Dimanche 15 août, les talibans sont aux portes de Kaboul et le gouvernement local s’effondre. La famille vient d’obtenir des visas mais n’a aucun moyen de sortir du pays. Yseult Welschinger et Éric Domenicone achètent alors « à prix d’or » des billets d’avion pour rejoindre Paris, via la Turquie. Las, ces avions ne décolleront jamais, en raison du chaos qui envahit l’aéroport Hamid Karzaï à ce moment là. La famille quitte son domicile et se réfugie à l’ambassade, en espérant que la France pourra les exfiltrer par ses propres moyens.
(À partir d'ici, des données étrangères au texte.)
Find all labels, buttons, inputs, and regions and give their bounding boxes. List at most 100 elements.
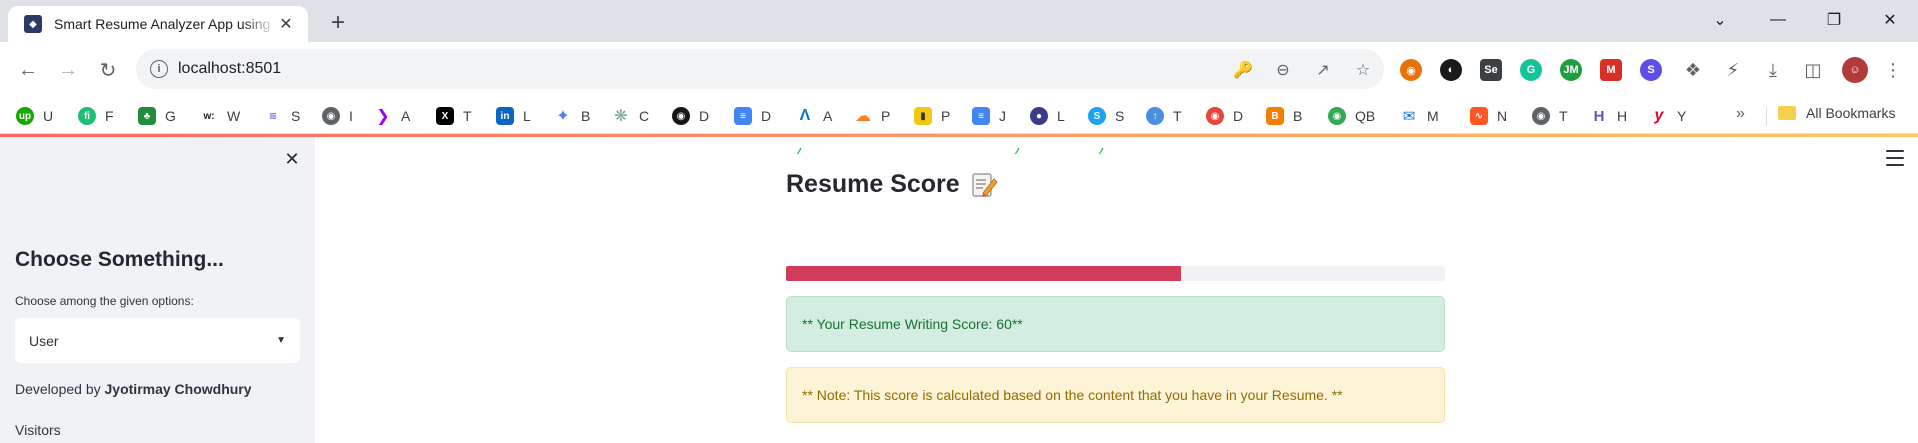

Ce qui est le cas, les quinze membres de la famille ont été convoyés de Kaboul à Abu Dhabi en avion militaire, puis des Émirats arabes unis vers la France en avion de ligne affrété par le ministère des Affaires étrangères.
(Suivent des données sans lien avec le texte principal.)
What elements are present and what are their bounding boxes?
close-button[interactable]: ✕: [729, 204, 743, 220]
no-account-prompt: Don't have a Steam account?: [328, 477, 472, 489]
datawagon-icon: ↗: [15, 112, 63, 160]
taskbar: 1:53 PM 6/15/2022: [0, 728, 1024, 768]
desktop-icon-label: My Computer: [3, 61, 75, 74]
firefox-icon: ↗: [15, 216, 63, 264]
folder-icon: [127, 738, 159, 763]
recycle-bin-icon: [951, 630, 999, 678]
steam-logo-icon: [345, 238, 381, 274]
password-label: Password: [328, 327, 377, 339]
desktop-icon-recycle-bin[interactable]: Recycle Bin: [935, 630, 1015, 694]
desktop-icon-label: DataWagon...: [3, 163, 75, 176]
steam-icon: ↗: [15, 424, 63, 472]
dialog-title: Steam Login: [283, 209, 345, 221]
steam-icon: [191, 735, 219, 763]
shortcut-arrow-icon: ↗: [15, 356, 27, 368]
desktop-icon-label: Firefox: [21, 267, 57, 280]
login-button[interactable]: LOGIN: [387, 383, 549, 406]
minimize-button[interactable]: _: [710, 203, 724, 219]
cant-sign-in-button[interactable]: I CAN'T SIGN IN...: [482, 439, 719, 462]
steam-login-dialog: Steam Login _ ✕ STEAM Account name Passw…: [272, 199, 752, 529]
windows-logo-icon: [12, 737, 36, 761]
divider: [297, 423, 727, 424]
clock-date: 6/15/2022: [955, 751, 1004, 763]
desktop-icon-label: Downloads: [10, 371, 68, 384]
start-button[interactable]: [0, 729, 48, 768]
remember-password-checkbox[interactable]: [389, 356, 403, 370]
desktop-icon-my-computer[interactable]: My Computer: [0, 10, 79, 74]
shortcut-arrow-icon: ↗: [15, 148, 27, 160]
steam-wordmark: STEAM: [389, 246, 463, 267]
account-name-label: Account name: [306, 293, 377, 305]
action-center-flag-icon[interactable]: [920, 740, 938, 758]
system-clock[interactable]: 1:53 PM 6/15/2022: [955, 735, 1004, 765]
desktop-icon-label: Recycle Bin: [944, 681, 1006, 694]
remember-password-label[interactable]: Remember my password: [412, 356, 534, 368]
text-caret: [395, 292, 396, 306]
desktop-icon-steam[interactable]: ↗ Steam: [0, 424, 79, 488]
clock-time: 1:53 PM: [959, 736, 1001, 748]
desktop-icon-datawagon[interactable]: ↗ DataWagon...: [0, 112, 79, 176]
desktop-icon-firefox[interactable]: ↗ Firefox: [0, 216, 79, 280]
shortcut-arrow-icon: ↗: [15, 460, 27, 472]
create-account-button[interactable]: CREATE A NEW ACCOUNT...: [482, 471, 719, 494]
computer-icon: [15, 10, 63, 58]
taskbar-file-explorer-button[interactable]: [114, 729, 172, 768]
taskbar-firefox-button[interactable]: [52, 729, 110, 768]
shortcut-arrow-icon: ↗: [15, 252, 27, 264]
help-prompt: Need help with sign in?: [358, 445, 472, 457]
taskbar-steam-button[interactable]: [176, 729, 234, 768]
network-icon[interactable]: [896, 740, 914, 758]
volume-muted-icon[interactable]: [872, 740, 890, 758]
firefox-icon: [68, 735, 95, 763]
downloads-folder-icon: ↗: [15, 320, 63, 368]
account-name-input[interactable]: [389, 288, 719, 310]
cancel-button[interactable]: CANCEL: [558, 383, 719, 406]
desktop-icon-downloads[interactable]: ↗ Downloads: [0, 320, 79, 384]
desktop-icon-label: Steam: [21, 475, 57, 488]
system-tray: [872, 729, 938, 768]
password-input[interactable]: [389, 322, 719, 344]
L’État se mobilise pour accueillir les réfugiés afghans
« On a suivi tout ça minute par minute depuis dimanche via les messageries Signal et WhatsApp », indique jeudi matin Yseult Welschinger, alors qu’elle est sur la route vers l’aéroport de Roissy pour accueillir une partie de la famille afghane. Elle et son compagnon ont mis en œuvre une chaîne de solidarité ultra-locale depuis Kolbsheim, où ils habitent, pour accueillir, ramener et héberger ces quinze personnes. Un effort finalement inutile puisqu’ils ont appris jeudi soir que tous les réfugiés de Kaboul étaient pris en charge directement par l’association France Terre d’Asile, missionnée par le ministère des Affaires étrangères pour accueillir ces réfugiés.
Les quinze membres de la famille afghane ont finalement pu arriver à Paris dans la soirée et la nuit de jeudi. Placés en quarantaine pendant une dizaine de jours dans un hôtel au nord de Paris, ils devraient se voir attribuer une place d’hébergement au sein du dispositif de l’État. Bien que la ville de Strasbourg soit volontaire pour accueillir une partie des réfugiés afghans, la répartition dans les centres d’hébergement de France est menée par l’État en fonction des capacités d’accueil.
"Je Hurle:
Mon corps m’appartient, d’autres le maîtrisent.
« J’ouvre les yeux
Et je rêve.
Plus de pleurs, plus de peurs
Je te le dis !
Plus de pleurs, plus de peurs
Pour que tu ne puisses plus seulement dire de moi :
Tu n’es rien qu’une femme !
Regarde toi,
Toi qui me tiens en laisse.
Tu as des yeux. Moi aussi.
Tu as une voix. Mais moi aussi.
Tu peux hurler et moi aussi. »
« La poésie Pashto que nous avons découverte, n’est pas une poésie qui se veut langoureuse,
mélancolique, romantique. C’est une poésie de l’urgence une poésie de l’instant. Ce sont les cris de
femmes qui tentent de se mettre debout. » Magali Mougel"
D'autres résistantes afghanes nous alertent comme Sonita.
https://www.francetvinfo.fr/monde/afghanistan/sonita-jeune-rappeuse-afghane-le-rap-etait-un-moyen-pour-raconter-ma-vie-raconter-la-violence-des-traditions-et-de-la-guerre_1867997.html
Mais où peuvent se réfugier les femmes qui sont menacées , dans le quotidien, chez " nous", chez "elles"?